Si tuviera dos minutos para viajar al tiempo del que tú vienes, iría al centro de la ciudad, correría al café más próximo y pediría un expreso bien cargado. De todo lo que se fue a la mierda lo único que valía la pena era el café. Cuando la dependienta me lo entregara, y me la imagino no sé por qué joven y robusta, con ojos grandes y brazos fuertes, casi puedo ver su mano firme sujetando el vaso desechable; cuando ella me entregara el café, me lo llevaría sin pagar. El problema es que las cafeterías eran un lugar para perder el tiempo y con un par de minutos correría el riesgo de que tardaran demasiado en atenderme y me fuera de ahí sin sentir el calor de la bebida entibiando mi mano a través del envase. 

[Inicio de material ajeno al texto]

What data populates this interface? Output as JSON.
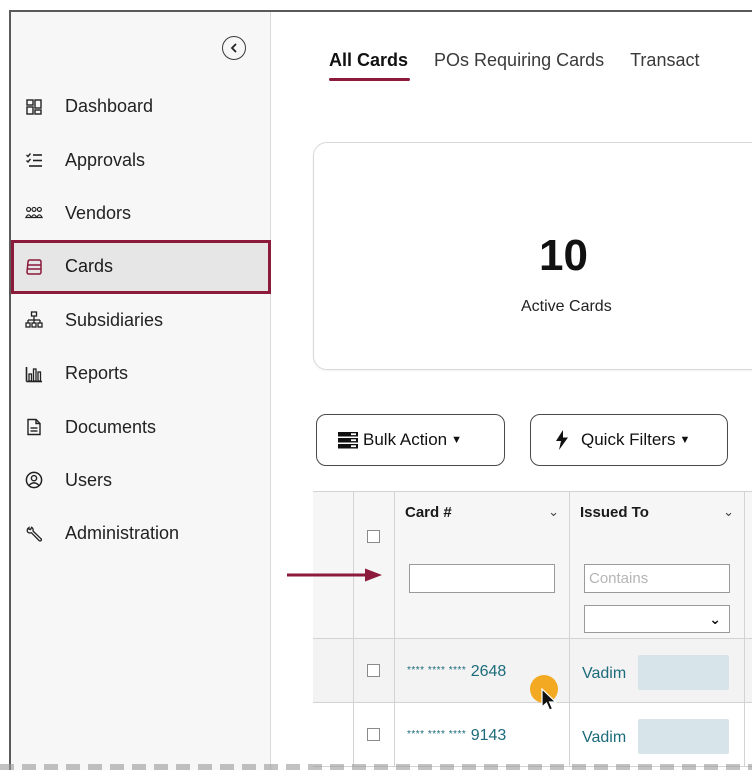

Estoy seguro de que quedan más, pero no conservan la voluntad, como nosotres. De eso se trató el cataclismo. Las personas fueron perdiendo la voluntad poco a poco, apenas unos años después del momento del que vienes. Nadie pensaba que sería así: la gente estaba preparada para desastres naturales y guerras, no para detener aquella oleada de melancolía tan extensa y profunda. Quienes seguimos aquí somos personas tristes; ya desde antes nos habíamos acostumbrado a vivir sin demasiadas esperanzas.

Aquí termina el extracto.